The good news is there are few American universities better positioned to innovate than Pacific. Innovation is in our DNA, as former Provost Phil Gilbertson meticulously detailed in his excellent history of our university, “Pacific on the Rise.” We launched the first university in the State of California 169 years ago. We were the first California university to welcome women. We created the first music conservatory west of the Mississippi and the state’s first medical school. 

Tully Knoles, our longest-serving president, led the bold effort to move Pacific from its San Jose campus 70 miles away to Stockton. During his iconic 24 years as president, Robert Burns moved Pacific forward dramatically by designing around the concept of differentiation.

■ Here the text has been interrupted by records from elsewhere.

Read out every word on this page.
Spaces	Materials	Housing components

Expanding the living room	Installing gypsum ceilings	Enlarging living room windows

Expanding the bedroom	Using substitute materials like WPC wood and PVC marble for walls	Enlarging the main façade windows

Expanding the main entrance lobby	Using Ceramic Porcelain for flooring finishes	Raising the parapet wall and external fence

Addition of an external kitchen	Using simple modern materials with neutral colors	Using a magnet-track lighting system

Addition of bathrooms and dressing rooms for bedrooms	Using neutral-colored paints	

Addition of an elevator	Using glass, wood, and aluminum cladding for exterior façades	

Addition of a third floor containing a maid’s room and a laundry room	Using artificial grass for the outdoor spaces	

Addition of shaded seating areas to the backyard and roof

And President Don DeRosa focused on innovation from the very beginning of his extraordinary 14 years leading Pacific, urging his new colleagues to be “pioneering and risk-taking” in his inaugural address 25 years ago. 

How do we return to pathways of innovation that made Pacific both excellent and distinctive? To start, we must first break down the structural, psychological and cultural barriers to innovation that exist at so many U.S. universities. 

We need to constantly question the status quo. Why do we do things the way we do them? And is there a better way? 

We need to shed the turf-protecting, siloed-thinking territorialism that paralyzes so many universities. 

We need to streamline bureaucratic processes. 

We need to eschew rigid hierarchies and hierarchical thinking. 

We need to question self-imposed rules and regulations. 

We need to look outward for solutions. 

We need to seek and build new partnerships to grow and to reduce our reliance on tuition. 

We need to think and act positively, displaying an indefatigable spirit of optimism. 

We need to see ourselves once again as a national university. 

We need to focus on the future, not dwell on the past. 

We need to act with a sense of urgency. 

And – most importantly—we need to do all of this together.

Once we break down the barriers to innovation, anything is possible. The currency of innovation is ideas, and we have an abundance of amazing, creative minds. Imagine unleashing the creativity of our professors, students, staff, alumni, supporters, regents and leaders to build on our strengths as we look towards the future. The possibilities are limitless. 

I will add one final note here. Too often, ideas start and end with finances. We are told we don’t have the resources to seize on an opportunity or leverage a great idea, so the idea is killed before it has a chance. Sometimes it seems like there is a race at universities to get to “no” as fast as possible. I believe that kind of thinking is a formula for failure. I would ask us to apply our collective creativity to think about new revenue sources in the same way we think about new programs, new markets, new audiences and new teaching methods. Like much of higher education, the traditional revenue model is becoming untenable. We rely on tuition for the overwhelming majority of our resources. Tuition, however, already is too high for many students. Together, we must find new models through creative partnerships. And, importantly, we must decide what we are going to forgo. As Harvard’s Michael Porter wrote in his seminal 1996 work, strategy is about making choices. “The essence of strategy,” he wrote “is choosing what not to do.” 

Now, what happens if we fail to harness that spirit of innovation and entrepreneurship? I believe we would survive, following our current path and making incremental changes along the way. But I don’t believe maintaining the status quo should be our goal. We have the opportunity to take our very good university and make it great—to be the finest university of its type in the nation—by charting a new course with new thinking and new approaches.

But we can only do this if we do it together.

I hope you will view today as the start of the conversation.

I look forward to the journey with you.